Throughout the rest of this chapter, the authors continue to discuss basically what they will reveal throughout the rest of their book. This chapter is apparently more useful as an introduction to the book itself. However, the authors present an interesting solution to “the racial chameleon”. On page 11, the authors state that their “normative ideal” is that of brotherhood. However, they use the term “racial comity” defining it in terms of the Oxford English Dictionary as “courtesy, civility; kindly and considerate behavior towards others”. They suggest that comity “would allow Whites and Blacks to see common interests and values more readily and thus to cooperate in good faith to achieve mutually beneficial objectives” and that “they act kindly and empathetically enough to see beyond skin color to their own shared interests in a more effective and harmonious society” (12). I would argue, and based on this introduction, Entman and Rojecki would probably agree that media plays a huge role in supporting this or negating this “comity” in the minds of White and Black Americans. Because media plays such a large role in the lives of Americans, it is crucial that either media changes its content to sustain the idea of comity, or Black and White Americans learn to analyze what they are receiving from media so that they are able to discern what are true and false representations of race.

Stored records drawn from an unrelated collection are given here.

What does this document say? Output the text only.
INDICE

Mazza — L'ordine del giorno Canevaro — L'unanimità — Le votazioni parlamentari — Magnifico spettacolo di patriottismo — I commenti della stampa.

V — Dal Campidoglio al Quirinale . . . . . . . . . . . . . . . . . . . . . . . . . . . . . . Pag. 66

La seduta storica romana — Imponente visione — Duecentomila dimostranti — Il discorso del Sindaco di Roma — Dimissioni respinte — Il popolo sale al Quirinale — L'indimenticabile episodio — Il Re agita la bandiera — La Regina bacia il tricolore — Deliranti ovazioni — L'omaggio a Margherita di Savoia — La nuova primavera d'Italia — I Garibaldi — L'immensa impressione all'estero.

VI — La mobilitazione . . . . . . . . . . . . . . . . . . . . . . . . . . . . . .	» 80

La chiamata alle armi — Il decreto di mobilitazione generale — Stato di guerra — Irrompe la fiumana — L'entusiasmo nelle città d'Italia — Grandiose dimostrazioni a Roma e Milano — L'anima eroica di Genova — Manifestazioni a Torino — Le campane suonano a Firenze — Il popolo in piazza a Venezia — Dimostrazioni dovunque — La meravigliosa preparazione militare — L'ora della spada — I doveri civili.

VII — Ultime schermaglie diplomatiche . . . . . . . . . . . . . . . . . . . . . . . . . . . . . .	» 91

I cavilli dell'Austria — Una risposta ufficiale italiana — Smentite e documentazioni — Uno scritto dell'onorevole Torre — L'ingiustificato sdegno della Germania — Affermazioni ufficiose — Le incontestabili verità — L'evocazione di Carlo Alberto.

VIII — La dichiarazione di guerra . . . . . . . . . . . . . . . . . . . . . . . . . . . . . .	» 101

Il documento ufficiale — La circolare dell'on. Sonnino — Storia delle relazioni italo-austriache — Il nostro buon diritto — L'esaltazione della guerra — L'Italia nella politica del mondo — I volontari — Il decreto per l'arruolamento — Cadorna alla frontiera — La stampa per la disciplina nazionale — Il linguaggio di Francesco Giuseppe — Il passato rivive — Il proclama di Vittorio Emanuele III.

Image from: http://www.mediabistro.com/fishbowlLA/original/060922_BarackObama_Xtrawide.jpg

I chose this image of Barack Obama because of what is happening today in American society. Entman and Rojecki wrote on page 8, “…Blacks are rarely consulted for their considered opinions. On these dimensions the news rarely publicize Blacks’ contributions to America’s serious business, making the images that do appear all the more suggestive of a generally irresponsible clan seizing more than their share of generosity’s bounty”.

I wonder with the popularity of Obama and his presence in American society today, if Entman and Rojecki would write anything different? If Barack is elected as President of the United States, will his presence begin to chip away at this “Racial Chameleon”? Since Obama would be more prevalent especially in media, will the opinions of African Americans be more substantial and influential in society?

1 comment:

Kevin Maness said...

That's what's so exciting about this election--no one knows for sure what an Obama victory (or loss!) would really say about race in America. I mean, clearly, something's better now than it was in 1960, but what is the improvement, exactly, and how extensive is it? I mean, as recently as the Democratic primaries, there were some attempts by the Clinton camp to cast Obama as a "black leader" rather than a national leader, with the subtle implications that the needs of the black community are different from (and perhaps even counter to) the needs of the rest of the nation. Isn't that racism? Albeit of a new and less obvious sort.